We went to a tree farm to cut our tree down. The tree farm is part of the reforestation efforts of the state ov Veracru: to develop harvestable products without destroying the forest. I don't have pictures to show you of our trip because it was just too dark by the time we got there to get any, so you can just use your imaginations.
There are a number of slick looking banners hanging over the road betwen Xico and Coátepec advertising the farm as being eleven kilometers from Xico. Eleven relative kilometers. People minimize distances on signs pretty regularly and we knew it, so we weren't going into this blind. But the signs were so very professional, so big, we couldn’t envision that this place was not only off in the remote mountains but was itself hardly distinct from the surrounding woods. We didn't recognize the names of the bridge and road until we got to them: this was the way to Guillermo's and Jero's family places.
In fact, past Jero’s and Guillermo's family places, so it was a couple of hours getting there.
Already the light was failing when we came upon the tree farm tucked into a fold in the hillside. Mist was swirling in. A pretty, simple chalet and a couple of small outbuildings, empty-seeming, sat near the road.There were no lights: there was no electricity. We neither saw nor heard a soul. A metal gate with a handmade sign announcing we'd arrived stood open, so we walked through it and along a little path and found a picnic table under a palapa with a portable radio sitting on it playing classical music. Haunted. Whisps of all the people over the hundreds of years who’ve made their way through that silent, fog-filled forest seem to drift by.

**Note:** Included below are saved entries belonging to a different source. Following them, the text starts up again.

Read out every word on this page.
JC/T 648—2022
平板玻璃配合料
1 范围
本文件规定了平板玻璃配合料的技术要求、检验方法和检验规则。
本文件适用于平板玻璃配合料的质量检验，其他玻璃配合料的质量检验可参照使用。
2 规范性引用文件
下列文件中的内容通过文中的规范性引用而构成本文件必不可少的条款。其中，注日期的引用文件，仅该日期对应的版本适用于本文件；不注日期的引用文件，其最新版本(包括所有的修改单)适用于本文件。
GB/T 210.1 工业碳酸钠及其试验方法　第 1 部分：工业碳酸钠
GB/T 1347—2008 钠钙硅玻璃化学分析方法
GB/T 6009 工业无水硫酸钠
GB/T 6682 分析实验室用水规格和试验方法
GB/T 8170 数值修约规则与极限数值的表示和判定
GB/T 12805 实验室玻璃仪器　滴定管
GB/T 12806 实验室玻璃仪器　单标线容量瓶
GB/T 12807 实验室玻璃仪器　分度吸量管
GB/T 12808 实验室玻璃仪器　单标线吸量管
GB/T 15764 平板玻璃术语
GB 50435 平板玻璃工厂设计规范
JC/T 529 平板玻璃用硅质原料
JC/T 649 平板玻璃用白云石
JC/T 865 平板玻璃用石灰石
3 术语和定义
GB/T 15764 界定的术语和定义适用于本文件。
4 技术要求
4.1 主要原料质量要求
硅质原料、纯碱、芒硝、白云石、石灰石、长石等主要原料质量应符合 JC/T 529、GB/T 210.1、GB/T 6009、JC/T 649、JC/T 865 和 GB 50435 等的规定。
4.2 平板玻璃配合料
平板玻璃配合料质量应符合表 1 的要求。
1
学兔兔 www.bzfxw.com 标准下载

We called out a few times, and soon a lean, flannel-shirted man emerged from the woods, machete at his side. At home, friendly, perfectly ordinary. He went into the larger building to retrieve a saw. He would take us to see the trees: Two kinds, short-needled for 300 pesos, long.needled for 200 pesos, no matter what size. Densely planted, they climbed up the sides of a bowl rimmed with giant firs and oaks, part of the original forest. Rita (who had come with us) ran free while we went through the ritual, the same here as ever, of finding the tree that called out to us: a shortish, fat, round, long needled one. We saw it right away but wandered further just to make sure. So we brought the tree home down all the curves and bumps and jolts, along with a free gift of a bottle of home-made mora, blackberry liqueur, and a garish pink and black flyer explaining how our purchase helped reforestation efforts.
Jero was eager to decorate it, so she did a lot of it. I was melancholy because I couldn't find the stars that our daughters had made a million years ago: I was sure I'd brought them. Finally, we found them in a box stuck on the top shelf of a bathroom cabinet. More about Christmas soon. It has really been quite a different experience.